The State Bank of India (SBI) on Thursday raised the key one-year marginal cost of funds based lending rate (MCLR) by 20 basis points to 8.15 per cent from 7.95 per cent. India's largest public sector lender said the new MCLR will be effective from March 1, 2018. Following suit, the Punjab National Bank (PNB) and ICICI Bank also hiked the MCLR rates for loan borrowers.
The revised one-year MCLR comes as dampener for home loan borrowers as EMIs are likely to up. Taking a cue from SBI, country's second-largest private sector lender ICICI Bank also raised the one-year MCLR from 8.2 per cent to 8.3 per cent, Indian Express reported. The PNB, which is at the centre of Nirav Modi fraud also increased one-year MCLR to 8.3 per cent from 8.15 per cent.
In November last year, SBI had slashed its marginal cost lending rates by 5 basis points to 7.95 per cent. In home loans, one-year MCLR or the benchmark lending rate is applicable. This is the first time a bank has raised the benchmark lending rate after the MCLR system came into effect in April 2016.
The SBI has also hiked MCLR across various tenors. For over night tenor, the revised MCLR is 7.80, up 10 basis points from existing 7.70. For one-month and three-month tenor, the MCLR rates have not been changed. For a six month tenor, the MCLR has been revised by 10 basis points to 8 per cent.
For two-year and three-year tenor, the new MCLR is 8.25 per cent and 8.35 per cent, respectively.

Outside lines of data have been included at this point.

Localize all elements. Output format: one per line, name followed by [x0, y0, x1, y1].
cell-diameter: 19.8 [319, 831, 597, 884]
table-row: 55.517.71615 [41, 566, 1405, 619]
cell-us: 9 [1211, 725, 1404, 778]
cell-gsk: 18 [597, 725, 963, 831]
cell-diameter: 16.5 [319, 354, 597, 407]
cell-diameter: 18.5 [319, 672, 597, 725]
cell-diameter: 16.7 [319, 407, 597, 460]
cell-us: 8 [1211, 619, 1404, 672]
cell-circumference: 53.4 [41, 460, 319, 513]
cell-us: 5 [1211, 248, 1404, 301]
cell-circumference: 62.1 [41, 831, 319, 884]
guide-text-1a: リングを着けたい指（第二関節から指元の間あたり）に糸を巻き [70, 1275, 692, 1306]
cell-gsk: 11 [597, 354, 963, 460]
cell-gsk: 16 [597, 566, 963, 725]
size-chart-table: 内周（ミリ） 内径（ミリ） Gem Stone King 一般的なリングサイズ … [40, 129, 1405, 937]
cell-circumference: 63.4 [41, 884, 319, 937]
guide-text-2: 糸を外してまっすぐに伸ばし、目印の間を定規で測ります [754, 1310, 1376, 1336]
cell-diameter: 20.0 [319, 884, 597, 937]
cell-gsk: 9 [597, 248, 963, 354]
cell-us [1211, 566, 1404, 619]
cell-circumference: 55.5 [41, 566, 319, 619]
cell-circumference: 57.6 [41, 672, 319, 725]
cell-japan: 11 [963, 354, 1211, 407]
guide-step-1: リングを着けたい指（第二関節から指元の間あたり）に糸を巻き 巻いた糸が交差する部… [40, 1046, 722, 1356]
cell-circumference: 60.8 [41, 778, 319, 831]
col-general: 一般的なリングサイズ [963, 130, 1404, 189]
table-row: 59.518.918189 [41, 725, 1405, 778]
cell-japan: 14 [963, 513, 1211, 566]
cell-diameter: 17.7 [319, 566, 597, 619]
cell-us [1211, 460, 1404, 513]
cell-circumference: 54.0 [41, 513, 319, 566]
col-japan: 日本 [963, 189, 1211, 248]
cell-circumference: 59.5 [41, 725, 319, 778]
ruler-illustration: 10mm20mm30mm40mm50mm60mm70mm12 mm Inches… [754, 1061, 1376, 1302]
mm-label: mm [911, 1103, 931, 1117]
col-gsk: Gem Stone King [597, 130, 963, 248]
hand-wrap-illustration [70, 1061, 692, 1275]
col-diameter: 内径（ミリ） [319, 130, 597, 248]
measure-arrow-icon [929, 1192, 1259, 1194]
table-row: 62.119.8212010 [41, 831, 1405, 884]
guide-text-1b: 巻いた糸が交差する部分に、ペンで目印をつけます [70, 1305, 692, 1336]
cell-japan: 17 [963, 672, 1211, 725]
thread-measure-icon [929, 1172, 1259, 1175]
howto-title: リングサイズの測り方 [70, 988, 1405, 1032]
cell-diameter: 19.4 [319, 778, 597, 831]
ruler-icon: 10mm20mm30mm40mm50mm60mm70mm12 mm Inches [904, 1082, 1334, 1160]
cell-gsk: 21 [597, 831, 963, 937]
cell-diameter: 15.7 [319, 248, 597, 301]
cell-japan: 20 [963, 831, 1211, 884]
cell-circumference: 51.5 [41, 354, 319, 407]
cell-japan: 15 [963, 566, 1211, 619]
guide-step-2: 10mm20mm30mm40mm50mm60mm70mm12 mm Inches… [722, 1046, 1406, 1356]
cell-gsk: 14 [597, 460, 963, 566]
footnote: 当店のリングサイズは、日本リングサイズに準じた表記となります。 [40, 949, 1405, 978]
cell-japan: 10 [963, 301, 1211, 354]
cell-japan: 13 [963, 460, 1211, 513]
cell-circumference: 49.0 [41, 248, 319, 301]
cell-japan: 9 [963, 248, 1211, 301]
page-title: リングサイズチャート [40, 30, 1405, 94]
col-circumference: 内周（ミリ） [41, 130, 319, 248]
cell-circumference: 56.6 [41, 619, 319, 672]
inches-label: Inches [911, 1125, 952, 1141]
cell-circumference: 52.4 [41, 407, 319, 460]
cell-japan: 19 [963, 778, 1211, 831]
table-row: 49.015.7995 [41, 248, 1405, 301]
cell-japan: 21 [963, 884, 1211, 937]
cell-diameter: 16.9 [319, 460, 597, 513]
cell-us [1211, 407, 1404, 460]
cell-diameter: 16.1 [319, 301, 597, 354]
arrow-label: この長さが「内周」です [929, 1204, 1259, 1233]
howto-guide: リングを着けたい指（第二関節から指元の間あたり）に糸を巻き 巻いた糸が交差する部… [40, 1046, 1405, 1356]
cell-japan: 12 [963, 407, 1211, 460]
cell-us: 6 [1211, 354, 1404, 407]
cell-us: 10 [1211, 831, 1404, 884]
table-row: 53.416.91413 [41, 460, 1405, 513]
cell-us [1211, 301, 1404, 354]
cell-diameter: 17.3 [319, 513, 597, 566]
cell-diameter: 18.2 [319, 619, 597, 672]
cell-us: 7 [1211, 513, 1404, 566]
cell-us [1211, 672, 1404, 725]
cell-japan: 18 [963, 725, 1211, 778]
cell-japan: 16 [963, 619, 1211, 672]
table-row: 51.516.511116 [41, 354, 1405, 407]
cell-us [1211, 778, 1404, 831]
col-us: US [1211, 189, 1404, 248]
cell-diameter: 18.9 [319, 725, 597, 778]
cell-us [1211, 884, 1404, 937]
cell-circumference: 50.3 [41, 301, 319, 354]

MCLR is believed to be more responsive and transparent interest rate regime where the intervals of automatic interest rate resets are pre-defined in the loan agreement. The new lending rate system is applicable on all home loans, car loans, education loans and personal loans taken after April 2016.
All loans sanctioned after April 1, 2016 are priced with reference to the MCLR. The latter includes marginal cost of funds, negative carry due to CRR (cost that banks incur on keeping funds with the RBI as CRR), operating costs and tenure premium (costs arising from loan commitments with a longer tenor). The final lending rate charged to a customer includes spread to the MCLR.
The hike in lending interest rates comes a day after SBI hiked the retail and bulk term deposit rates for various maturities by up to 75 basis points.